Cependant, le porte-parole du ministère iranien des Affaires étrangères, Esmaeil Baghaei, a déclaré à l’agence de presse officielle IRNA que l’Iran n’avait pas encore discuté de la question nucléaire ni pris de nouveaux engagements.

L’Iran a limité les inspections de l’Agence internationale de l’énergie atomique depuis que les États-Unis et Israël ont lancé la première série de frappes aériennes l’année dernière, et les a complètement suspendues lorsque la guerre a éclaté en février. Il affirme que son programme nucléaire est pacifique.
Vance a minimisé les tensions apparues au cours du week-end, alimentées par l’escalade des combats au Liban, la récente déclaration de l’Iran selon laquelle il avait de nouveau fermé le détroit et la réaction de colère de Trump.
“Il y a eu quelques menaces, il y a eu quelques lamentations, mais en fin de compte, les pourparlers se sont poursuivis et nous avons fait de grands progrès”, a déclaré Vance.
Le ministre iranien des Affaires étrangères, Abbas Araqchi, a déclaré sur les réseaux sociaux que « Téhéran avait obtenu des dérogations aux exportations de pétrole et de produits pétrochimiques, la libération de certains avoirs gelés à l’étranger et le lancement d’un plan de reconstruction et de développement pour l’Iran.
Vance a déclaré que l’envoyé de la Maison Blanche, Jared Kushner, le gendre de Trump, avait établi un processus selon lequel les États-Unis et le Qatar auraient le contrôle des fonds iraniens lorsqu’ils ne seraient pas gelés, et cet argent pourrait être dépensé pour le maïs, le soja et le blé américains.

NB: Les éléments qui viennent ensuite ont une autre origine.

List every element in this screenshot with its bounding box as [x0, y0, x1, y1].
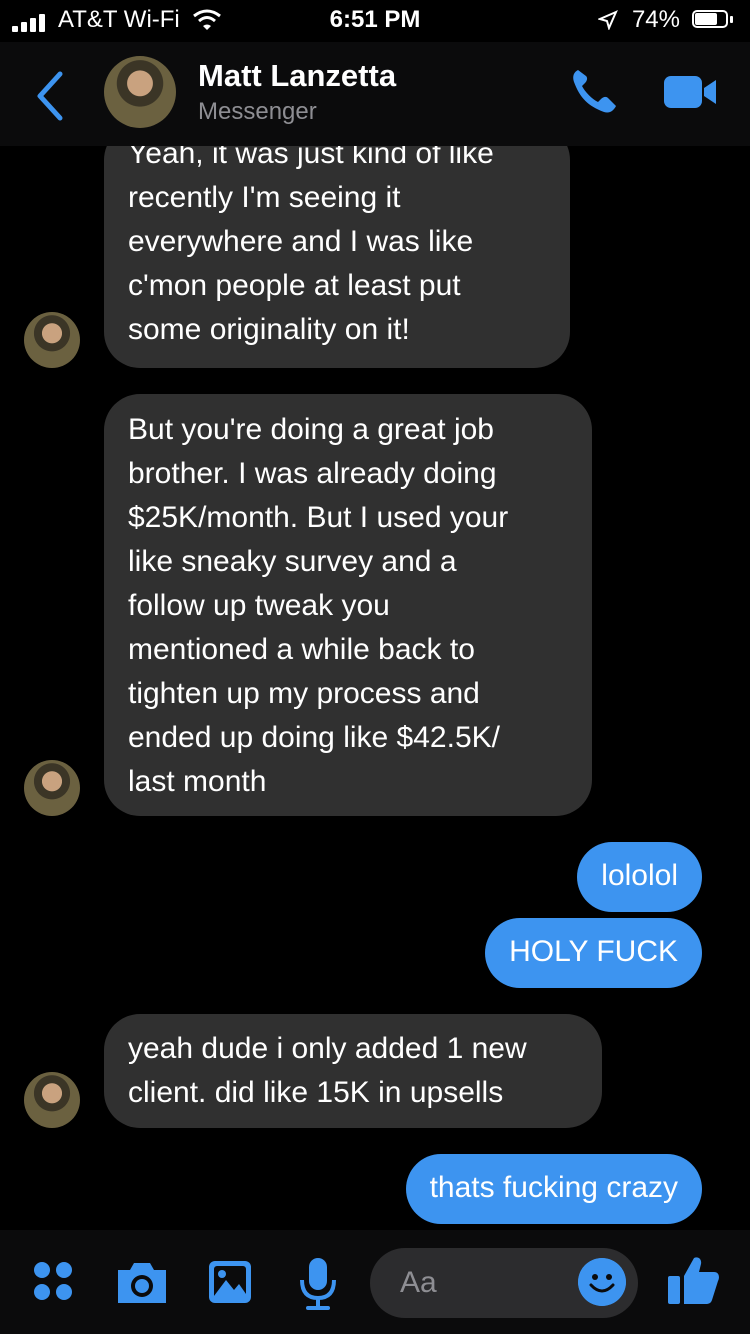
battery-percentage: 74% [631, 6, 680, 33]
message-line: last month [128, 765, 267, 798]
message-line: mentioned a while back to [128, 633, 475, 666]
message-incoming[interactable]: But you're doing a great job brother. I … [104, 394, 592, 816]
emoji-icon[interactable] [578, 1258, 626, 1306]
message-line: like sneaky survey and a [128, 545, 457, 578]
sender-avatar[interactable] [24, 1072, 80, 1128]
status-bar: AT&T Wi-Fi 6:51 PM 74% [0, 0, 750, 42]
image-icon[interactable] [206, 1258, 254, 1306]
contact-name[interactable]: Matt Lanzetta [198, 58, 396, 94]
message-line: client. did like 15K in upsells [128, 1076, 504, 1109]
message-line: brother. I was already doing [128, 457, 497, 490]
message-line: some originality on it! [128, 313, 410, 346]
message-list[interactable]: Yeah, it was just kind of like recently … [0, 146, 750, 1230]
conversation-header: Matt Lanzetta Messenger [0, 42, 750, 146]
message-line: ended up doing like $42.5K/ [128, 721, 500, 754]
message-line: $25K/month. But I used your [128, 501, 509, 534]
contact-avatar[interactable] [104, 56, 176, 128]
message-line: recently I'm seeing it [128, 181, 401, 214]
contact-subtitle: Messenger [198, 98, 317, 125]
message-line: everywhere and I was like [128, 225, 474, 258]
sender-avatar[interactable] [24, 312, 80, 368]
message-incoming[interactable]: yeah dude i only added 1 new client. did… [104, 1014, 602, 1128]
message-outgoing[interactable]: lololol [577, 842, 702, 912]
message-line: Yeah, it was just kind of like [128, 146, 494, 170]
apps-icon[interactable] [32, 1260, 76, 1304]
message-line: tighten up my process and [128, 677, 480, 710]
battery-icon [692, 10, 736, 30]
back-icon[interactable] [30, 66, 70, 126]
video-camera-icon[interactable] [662, 72, 720, 112]
location-arrow-icon [598, 10, 618, 30]
message-input[interactable]: Aa [370, 1248, 638, 1318]
message-line: c'mon people at least put [128, 269, 461, 302]
microphone-icon[interactable] [296, 1256, 340, 1312]
phone-icon[interactable] [566, 64, 620, 118]
message-outgoing[interactable]: HOLY FUCK [485, 918, 702, 988]
camera-icon[interactable] [114, 1260, 170, 1306]
thumbs-up-icon[interactable] [666, 1252, 722, 1308]
message-line: yeah dude i only added 1 new [128, 1032, 527, 1065]
composer-bar: Aa [0, 1230, 750, 1334]
sender-avatar[interactable] [24, 760, 80, 816]
message-input-placeholder: Aa [400, 1266, 437, 1299]
message-line: But you're doing a great job [128, 413, 494, 446]
message-line: follow up tweak you [128, 589, 390, 622]
message-incoming[interactable]: Yeah, it was just kind of like recently … [104, 146, 570, 368]
message-outgoing[interactable]: thats fucking crazy [405, 1154, 702, 1224]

Un nouveau cessez-le-feu est en place au Liban
Les discussions techniques se poursuivront pour le reste de cette semaine.

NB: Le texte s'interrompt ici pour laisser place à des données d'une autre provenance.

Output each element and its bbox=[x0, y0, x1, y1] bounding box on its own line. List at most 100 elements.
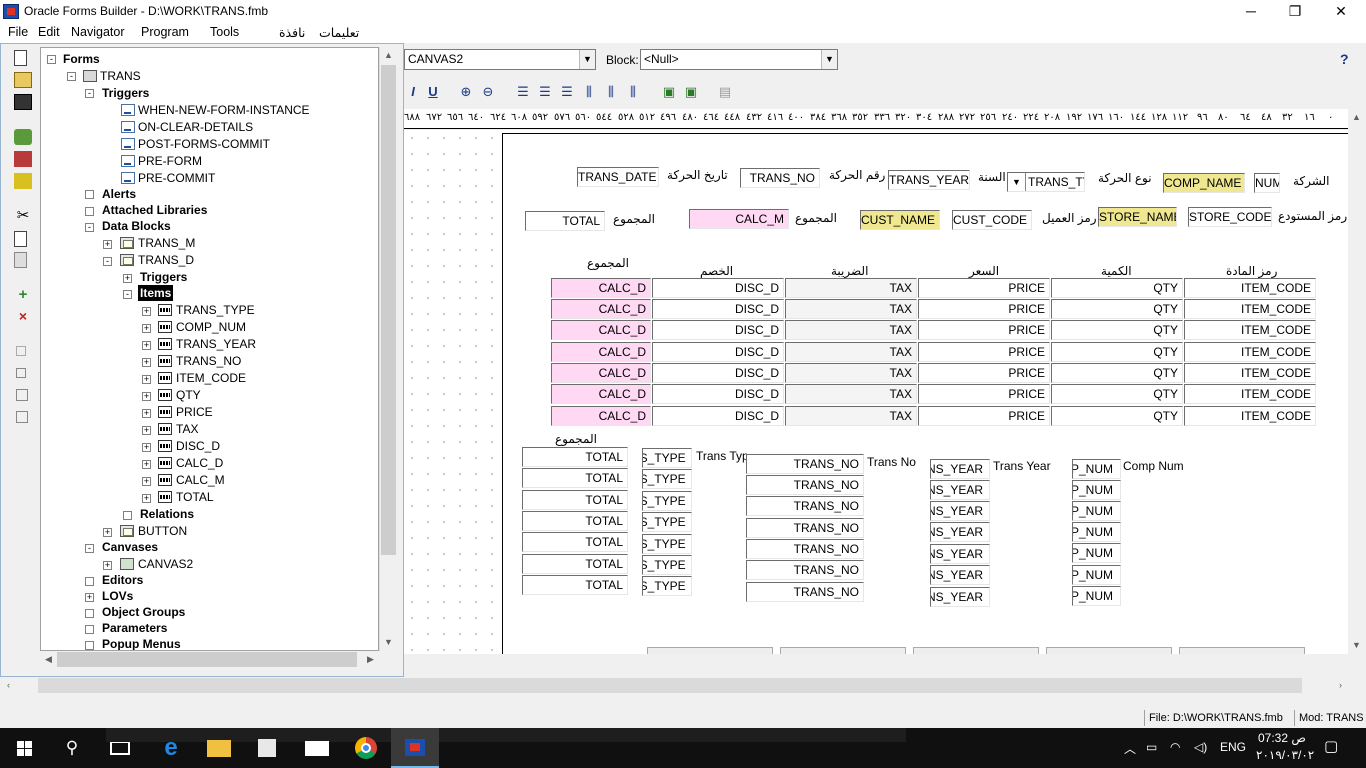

L’accord de paix intérimaire appelait à la fin de toutes les hostilités, y compris au Liban, qu’Israël a envahi en mars après que le Hezbollah ait tiré de l’autre côté de la frontière.
Israël n’est pas partie à l’accord de paix et a déclaré qu’il ne retirerait pas ses troupes du Liban, mais a accepté vendredi un nouveau cessez-le-feu. Même si les combats acharnés se sont poursuivis pendant encore un jour, les responsables libanais ont déclaré qu’ils s’étaient atténués depuis samedi soir.


Hassan Wazni, directeur d’un hôpital à Nabatieh, une ville du sud lourdement bombardée pendant le conflit, a déclaré que cela faisait deux jours de calme complet depuis le début de la guerre.
“Je surveille la situation tous les jours et la plupart du temps je dors à l’hôpital. C’est le cessez-le-feu le plus long”, a-t-il déclaré par téléphone à Reuters.
Plus d’un million de Libanais ont été déplacés par la guerre et, même si certains sont rentrés chez eux, beaucoup restent en alerte.
À Qennarit, une ville du sud, les personnes en deuil ont porté les corps de quatre femmes tuées samedi lors de la vague d’attaques israéliennes. Les cercueils étaient drapés d’un drapeau jaune du Hezbollah avec le logo vert du groupe représentant une main tenant un fusil d’assaut.
Parallèlement, reflétant la diminution des tensions, l’armée israélienne a levé les restrictions de sécurité dans huit communautés du nord d’Israël, près de la frontière libanaise.
Le président libanais Joseph Aoun a discuté des efforts visant à maintenir le cessez-le-feu et à mettre un terme à l’escalade militaire israélienne lors d’un appel téléphonique avec Vance, le Premier ministre qatari et Kushner, a déclaré le président libanais.
Le président israélien Isaac Herzog a déclaré qu’Israël n’était pas opposé à une fin diplomatique de la guerre en Iran, mais que tout accord devait garantir que Téhéran ne puisse pas utiliser les fonds reçus dans le cadre de l’accord à des fins militaires ou pour soutenir des mandataires régionaux.